Kompleksitas penyebab naiknya harga
minyak saat ini membuat kian rumitnya jalan
keluar yang efektif.
3. Subsidi Energi dan Problematika
Perminyakan di negara kita
Melonjaknya harga minyak dunia telah
menyebabkan instabilitas perekonomian di
banyak negara. Berbeda dengan negara
pengekspor minyak yang mendapat
keuntungan karena meningkatnya windfall
profit, negara pengimpor sampai harus
mempertaruhkan kredibilitas pemerintahan-
nya akibat lonjakan harga minyak ini. Di
negara kita sendiri, melambungnya harga
minyak menyebabkan pembengkakan
anggaran subsidi BBM yang diperkirakan
bisa mencapai Rp 190 triliun, dengan asumsi
harga minyak US$ 124 per barrel. Kondisi
ini memaksa pemerintah mengeluarkan
kebijakan pengurangan subsidi karena
maksimal anggaran subsidi BBM yang bisa
diberikan sebesar Rp 135,3 triliun (Kompas,
2008). Berarti ada selisih 55 triliun apabila
anggaran subsidi tidak dikurangi. Dari sisi
politik, pengurangan subsidi BBM
merupakan suatu bentuk kebijakan yang
tidak populer dan berpotensi menyulut
konflik vertikal antara pemerintah dengan
rakyat. Terlebih lagi pengurangan subsidi ini
terjadi di saat masyarakat sudah terbebani
oleh meningkatnya harga komoditas pangan
dunia. Selain akan mendorong inflasi, hal ini
tentu akan menurunkan tingkat aksesibilitas
masyarakat terhadap kebutuhan pangan.
Selama ini harga BBM di negara kita
berdasarkan ketentuan pemerintah, tanpa
terikat langsung dengan fluktuasi harga
internasional. Tujuannya, menurunkan harga
guna percepatan pembangunan ekonomi.
Dengan BBM yang lebih terjangkau
diharapkan akan mampu memacu
pertumbuhan melalui meningkatnya
berbagai kegiatan ekonomi seperti industri,
transportasi dan distribusi barang dan jasa.

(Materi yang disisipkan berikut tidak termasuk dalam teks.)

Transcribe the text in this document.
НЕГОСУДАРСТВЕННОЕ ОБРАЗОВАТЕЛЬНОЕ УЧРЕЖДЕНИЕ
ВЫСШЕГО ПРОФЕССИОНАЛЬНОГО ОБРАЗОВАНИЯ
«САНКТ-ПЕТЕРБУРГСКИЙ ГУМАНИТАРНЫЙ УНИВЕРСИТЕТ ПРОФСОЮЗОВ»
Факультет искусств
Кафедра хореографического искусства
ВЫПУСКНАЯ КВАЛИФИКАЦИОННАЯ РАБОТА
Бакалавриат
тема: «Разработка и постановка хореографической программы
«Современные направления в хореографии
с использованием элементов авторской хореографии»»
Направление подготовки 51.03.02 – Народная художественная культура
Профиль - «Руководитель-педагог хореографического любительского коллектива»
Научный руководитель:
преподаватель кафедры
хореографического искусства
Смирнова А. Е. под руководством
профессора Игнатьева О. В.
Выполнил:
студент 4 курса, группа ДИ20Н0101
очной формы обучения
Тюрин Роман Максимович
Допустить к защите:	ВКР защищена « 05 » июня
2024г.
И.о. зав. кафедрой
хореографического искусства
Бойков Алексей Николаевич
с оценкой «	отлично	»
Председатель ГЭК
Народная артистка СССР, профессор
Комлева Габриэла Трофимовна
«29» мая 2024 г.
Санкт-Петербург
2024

Walaupun di sisi lain disparitas harga BBM
domestik dengan pasar internasional juga
bisa menyuburkan kasus penyelundupan.
Sebuah ekses kebijakan yang cukup sulit
ditanggulangi dalam situasi penegakan
hukum yang carut-marut saat ini.
Secara teoritis kebijakan subsidi BBM
merupakan kebijakan pemerintah dalam
rangka membantu konsumen (dalam hal ini
masyarakat) agar mendapatkan harga BBM
pada tingkat harga yang lebih murah dengan
sebagian beban harga ditanggung
pemerintah. Dengan harga yang lebih
terjangkau maka akan semakin banyak
masyarakat yang bisa mengakses BBM. Pada
gilirannya penggunaan BBM akan
meningkatkan pertumbuhan ekonomi
melalui makin aktifnya kegiatan produksi
dan distribusi barang dan jasa termasuk
kegiatan transportasi. Dalam APBN subsidi
energi yang dimaksud ada dua yaitu subsidi
untuk harga BBM dan subsidi untuk listrik.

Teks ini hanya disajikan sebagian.